6 responses to “Behind the numbers: How renewables and storage beat gas”

  1. Eb Avatar
    Eb

    In relation to Port Augusta solar thermal power with storage, Simon Brooker from the CEFC recently said that a cost of around $150/MWh was being talked about for a first of its kind CSP plant in Australia. Thus the lowest point for solar thermal of ~$225/MWh appears to be a tad conservative and out-of-date, particularly in light of a recent CSP bid for Chile of US $63.75/MWh with ~13 hrs storage.

    1. Chris Drongers Avatar
      Chris Drongers

      And with Kidston pv at $90/MWhr for stage 1 (and less for stage 2) and around $20/MWhr for pumped hydro storage, cost, system simplicity and system adaptability to include external power sources the scales are tipping irrevocably to favour photovoltaic systems

      1. Malcolm M Avatar
        Malcolm M

        Furthermore, pumped storage hydro or batteries can be recharged by solar, wind or excess coal-fired power, whereas CSP can only be charged by solar direct radiation. High cloud and aircraft contrails greatly reduce the amount of solar radiation that can be focussed onto a thermal tower. For example, direct radiation is 59% of total radiation at Olympic Dam in South Australia, ~55% at Port Augusta, Mildura, Balranald, Narromine, Dalby and Hughendon, and 49% at Shepparton. Most of the places in Australia with good direct radiation have quite limited grid capacity, and this is rapidly being taken up by proposals for solar PV with tracking, where the combination of high direct radiation and tracking will enable high capacity factors into the summer evening peak. CSP can then only be a small niche technology where the product is not just power (eg glasshouse heating and desalination at Sundrop Farms), but the greater economies of scale will be in solar PV.

  2. DJR96 Avatar
    DJR96

    A good article that goes through the options well.

    To summarise:-
    -There is no future for coal at all. Period.
    -Gas can not increase without large increases in supply to bring down it’s cost.
    -Solar and wind are clearly the cheapest generation and nothing else will likely be competitive.
    -And most importantly, storage will be essential.

    In fact there is no future scenario without storage.
    Not only that, but battery storage is the ONLY solution that addresses and solves ALL the problems and issues with the network.

    Is the message clear enough yet?

    1. Alastair Leith Avatar
      Alastair Leith

      Biofuel—>gas in OCGT is cost effective for covering becalmed networks, much more so than two weeks of overcapacity of national energy demand storage.

  3. Alastair Leith Avatar
    Alastair Leith

    >”For example, a shift to a gas dominated system would result in a large emissions reduction by 2030, while a shift to distributed solar PV could also result in a similar scale of abatement.”

    This ignores the work of Howarth et al in the “Cornell Letter” and subsequent “Response to Critics” and then direct atmospheric confirmation of their findings by NOAA and a consortium of ivy league Universities in the States.

    The Howarth arithmetic tells us that if fugitive emissions are more than ~2.5% then burning gas to generate electricity is as bad as burning coal to generate electricity. Investing in major gas infrastructure (especially urban and rural distribution systems) is a majorly poor investment in energy infrastructure.

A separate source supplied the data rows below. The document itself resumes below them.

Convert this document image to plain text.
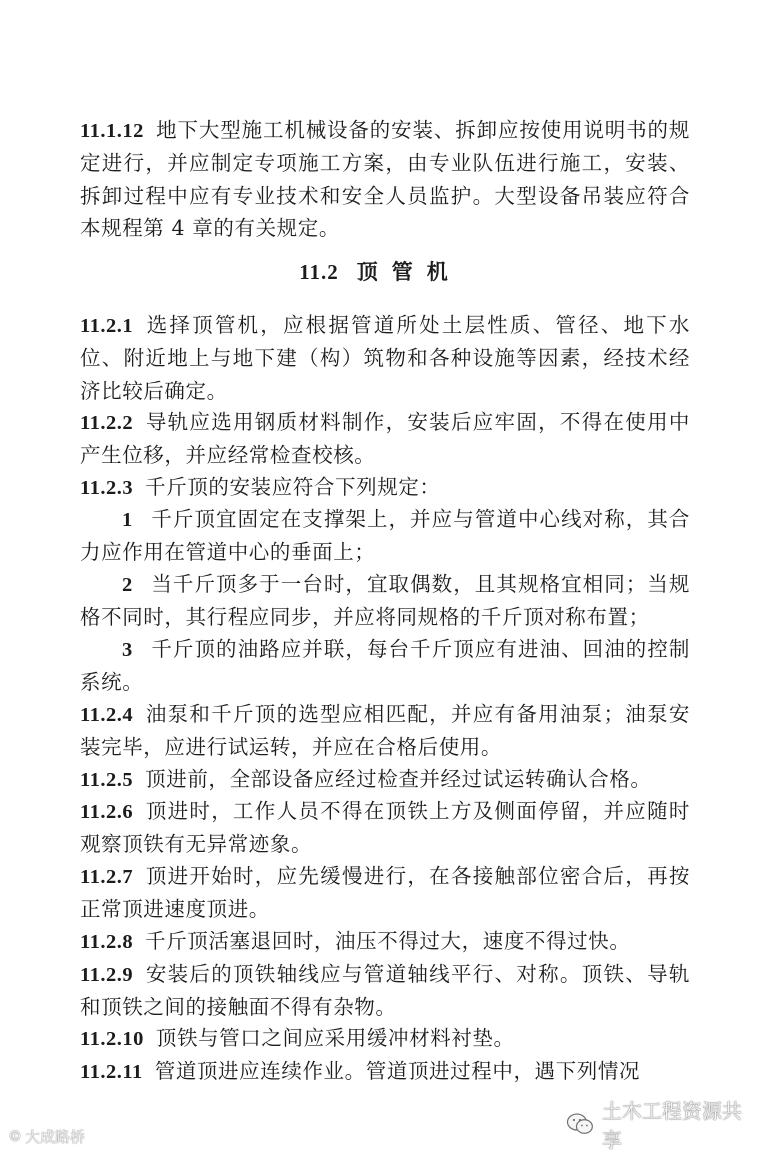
11.1.12 地下大型施工机械设备的安装、拆卸应按使用说明书的规定进行，并应制定专项施工方案，由专业队伍进行施工，安装、拆卸过程中应有专业技术和安全人员监护。大型设备吊装应符合本规程第 4 章的有关规定。

11.2 顶管机

11.2.1 选择顶管机，应根据管道所处土层性质、管径、地下水位、附近地上与地下建（构）筑物和各种设施等因素，经技术经济比较后确定。

11.2.2 导轨应选用钢质材料制作，安装后应牢固，不得在使用中产生位移，并应经常检查校核。

11.2.3 千斤顶的安装应符合下列规定：

1 千斤顶宜固定在支撑架上，并应与管道中心线对称，其合力应作用在管道中心的垂面上；

2 当千斤顶多于一台时，宜取偶数，且其规格宜相同；当规格不同时，其行程应同步，并应将同规格的千斤顶对称布置；

3 千斤顶的油路应并联，每台千斤顶应有进油、回油的控制系统。

11.2.4 油泵和千斤顶的选型应相匹配，并应有备用油泵；油泵安装完毕，应进行试运转，并应在合格后使用。

11.2.5 顶进前，全部设备应经过检查并经过试运转确认合格。

11.2.6 顶进时，工作人员不得在顶铁上方及侧面停留，并应随时观察顶铁有无异常迹象。

11.2.7 顶进开始时，应先缓慢进行，在各接触部位密合后，再按正常顶进速度顶进。

11.2.8 千斤顶活塞退回时，油压不得过大，速度不得过快。

11.2.9 安装后的顶铁轴线应与管道轴线平行、对称。顶铁、导轨和顶铁之间的接触面不得有杂物。

11.2.10 顶铁与管口之间应采用缓冲材料衬垫。

11.2.11 管道顶进应连续作业。管道顶进过程中，遇下列情况

© 大成路桥
土木工程资源共享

    Given international fossil gas prices will probably continue to head north as countries phase out coal — either intentionally with mandated closures (China) or by effect of deploying wind and squeezing coal out — and with chemical batteries tumbling down a learning curve it’s hard to just on economic principles either. And if economics were to ever consider climate costs, then just forget it with gas replacing coal. Some gas may be needed for becalmed networks but that can be provided with biogas/biofuel.